Tesla shares rose by more than 6 per cent at the opening bell today, after the electric vehicle company shed more than 14 per cent on Thursday, losing more than $150 billion in market value.
Trump threatened to slash all government contracts held by Musk as they exchanged insults yesterday.
The Dow Jones Industrial Index, the S&P 500 and the Nasdaq all rose by just under 1 per cent after the US added 139,000 jobs in May.
Errol Musk, the father of Elon, has described the feud between his son and Donald Trump as “over the top”, likening it to a clash between “gorillas” fighting for dominance.
Musk, 79, advised his “alpha” son, 53, to accept that the president was the more dominant of the two and would “win this round”.
“In any successful group of animals, whether gorillas, elephants or human beings, the dominant males will always fight for dominance,” Musk said, predicting that an eruption of bitter exchanges between two of the world’s most powerful men “would now fizzle out”.

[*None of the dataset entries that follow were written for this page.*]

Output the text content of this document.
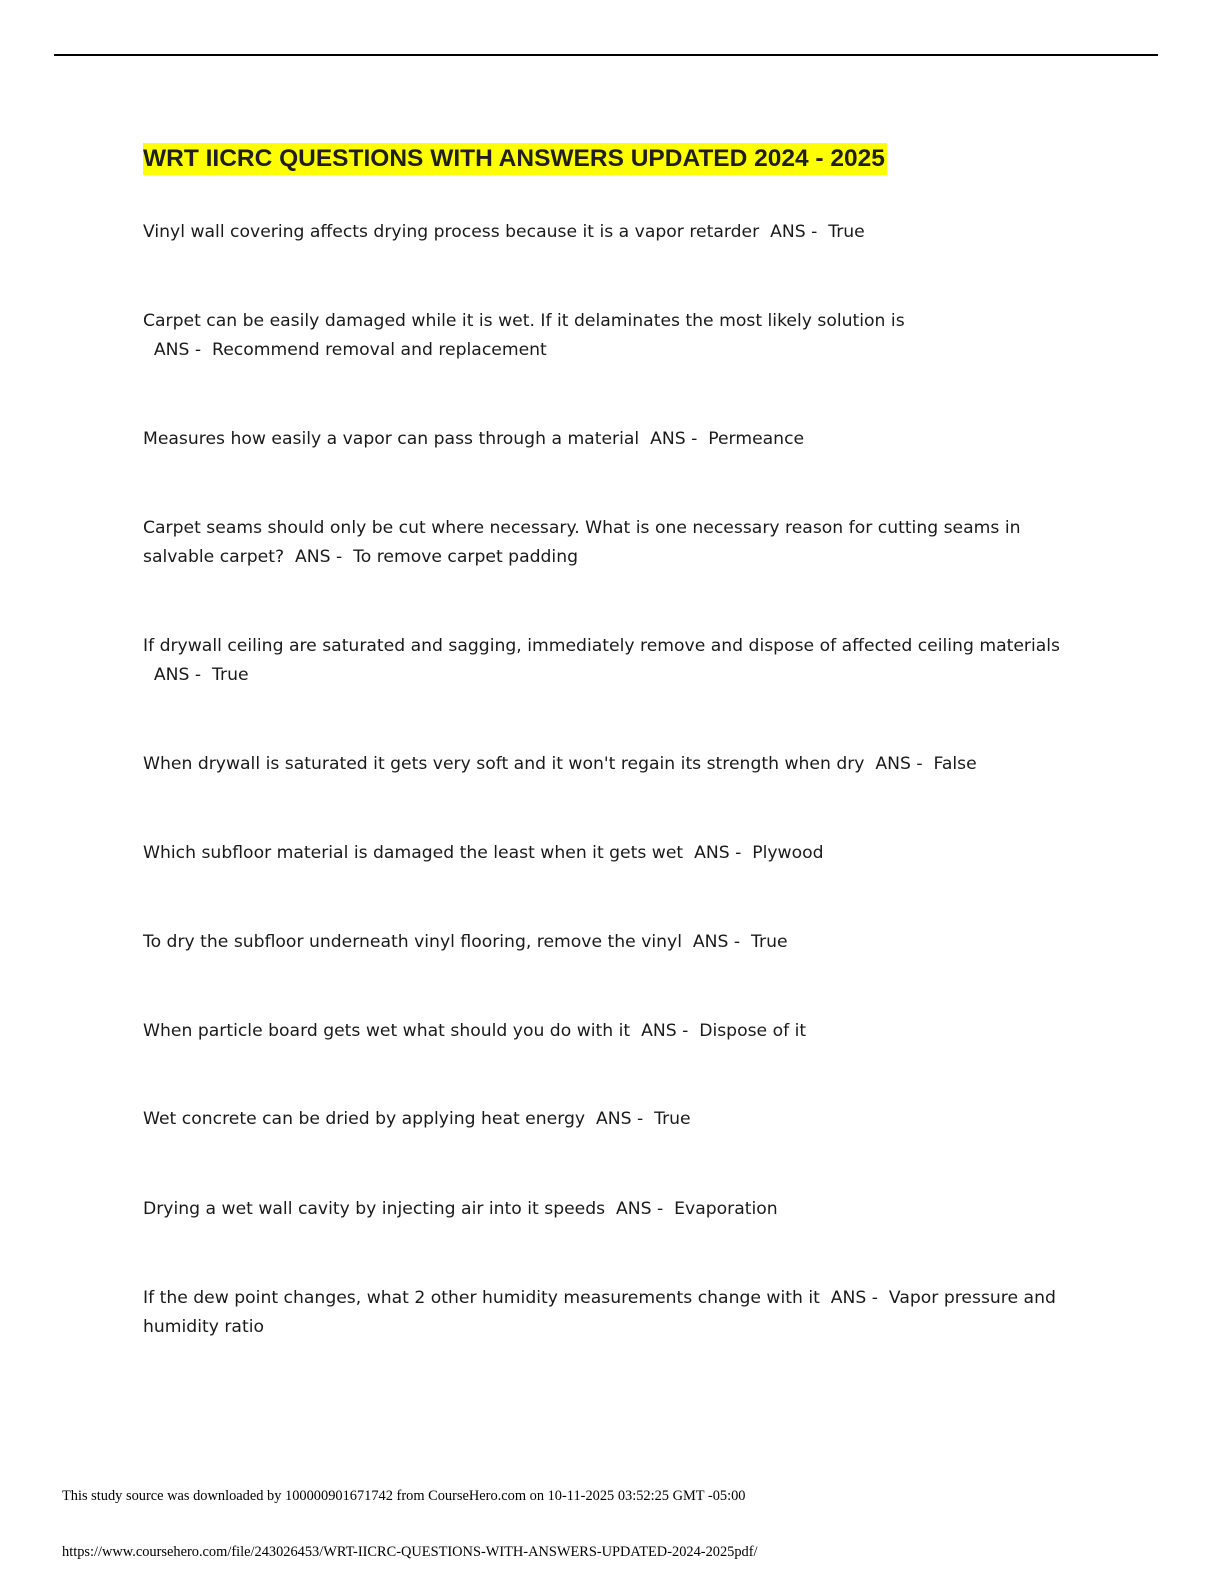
WRT IICRC QUESTIONS WITH ANSWERS UPDATED 2024 - 2025

Vinyl wall covering affects drying process because it is a vapor retarder  ANS -  True

Carpet can be easily damaged while it is wet. If it delaminates the most likely solution is  ANS -  Recommend removal and replacement

Measures how easily a vapor can pass through a material  ANS -  Permeance

Carpet seams should only be cut where necessary. What is one necessary reason for cutting seams in salvable carpet?  ANS -  To remove carpet padding

If drywall ceiling are saturated and sagging, immediately remove and dispose of affected ceiling materials  ANS -  True

When drywall is saturated it gets very soft and it won't regain its strength when dry  ANS -  False

Which subfloor material is damaged the least when it gets wet  ANS -  Plywood

To dry the subfloor underneath vinyl flooring, remove the vinyl  ANS -  True

When particle board gets wet what should you do with it  ANS -  Dispose of it

Wet concrete can be dried by applying heat energy  ANS -  True

Drying a wet wall cavity by injecting air into it speeds  ANS -  Evaporation

If the dew point changes, what 2 other humidity measurements change with it  ANS -  Vapor pressure and humidity ratio

This study source was downloaded by 100000901671742 from CourseHero.com on 10-11-2025 03:52:25 GMT -05:00

https://www.coursehero.com/file/243026453/WRT-IICRC-QUESTIONS-WITH-ANSWERS-UPDATED-2024-2025pdf/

Dmitry Medvedev, the former Russian president, has weighed in on the Trump-Musk row with an apparent joke.
“We are ready to facilitate the conclusion of a peace deal between D [Donald] and E [Elon] for a reasonable fee and to accept Starlink shares as payment,” Medvedev said, referring to Musk’s satellite company. “Don’t fight, guys!”

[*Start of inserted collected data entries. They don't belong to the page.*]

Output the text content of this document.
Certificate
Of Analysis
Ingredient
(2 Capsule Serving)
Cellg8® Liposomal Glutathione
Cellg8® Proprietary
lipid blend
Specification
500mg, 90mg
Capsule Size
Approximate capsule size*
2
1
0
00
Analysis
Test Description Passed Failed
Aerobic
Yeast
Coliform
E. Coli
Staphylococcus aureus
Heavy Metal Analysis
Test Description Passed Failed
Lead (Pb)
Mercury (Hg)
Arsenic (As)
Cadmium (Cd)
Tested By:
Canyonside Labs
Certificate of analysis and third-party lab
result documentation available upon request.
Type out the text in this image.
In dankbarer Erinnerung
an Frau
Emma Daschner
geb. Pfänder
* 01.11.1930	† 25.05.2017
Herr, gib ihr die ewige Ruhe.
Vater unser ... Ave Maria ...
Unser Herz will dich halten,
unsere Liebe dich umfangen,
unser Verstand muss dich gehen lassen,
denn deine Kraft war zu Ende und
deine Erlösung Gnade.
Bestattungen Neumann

Musk insinuated yesterday that Trump was withholding files related to the disgraced financier Jeffrey Epstein’s sex trafficking ring because they implicated the president.
How did Trump and Epstein really know each other?
JD Vance, the vice-president, has pushed back on claims that Trump’s feud with Musk was rash or ill-planned.
“There are many lies the corporate media tells about President Trump. One of the most glaring is that he’s impulsive or short-tempered,” Vance wrote on X. “Anyone who has seen him operate under pressure knows that’s ridiculous. It’s (maybe) the single biggest disconnect between fake media perception and reality.”
Late on Thursday night, Vance voiced his support for the president in his battle with Musk, saying he was “proud to stand beside him”.
Trump is planning to sell off or give away the red Tesla Model S that he bought from Elon Musk after he showcased five of his vehicles at the White House in March, according to Fox News. Trump said he paid by cheque for the car, which has been visible in the car park at the White House complex and was used by various members of his staff.
“The one I like is that one and I want the same colour,” he said, pointing at the model during an event on March 11 that drew alarm at a sitting president using the trappings of office to promote a private company. The Model S is listed on the Tesla website for $73,490, or $88,490 for the all-wheel-drive Model S Plaid.
Trump has torn down every opponent who has stood in the way of his political ambitions. In Musk, he may have met his match.
The formidable powers that these two American titans can bring to bear in a full-throated feud suggest that a truce is the most sensible outcome. But sense was in short supply during a pyrotechnic clash of planetary-sized egos this week that may have ramifications far beyond terrestrial confines and reach into both men’s ambitions to conquer space.
Trump will not be speaking to Musk for a while, CNN reported after speaking to the president, dampening speculation of a potential peace-making call today.
“I am not even thinking about Elon. He’s got a problem,” Trump told the broadcaster in a phone call, it reported. But he “wishes Elon well”, CNN reported.
President Trump has shown little interest in responding to Elon Musk’s overtures to reach a truce. The two men torched their previously close relationship in a few short hours on Thursday in an escalating war of words conducted on their social media networks Truth Social and X.
Musk is said to have sought a phone call with Trump to try to smooth over their differences. However, Trump told ABC News’s Jonathan Karl that he was “not particularly interested” in speaking to Musk and that the South African-born billionaire was “a man who lost his mind”.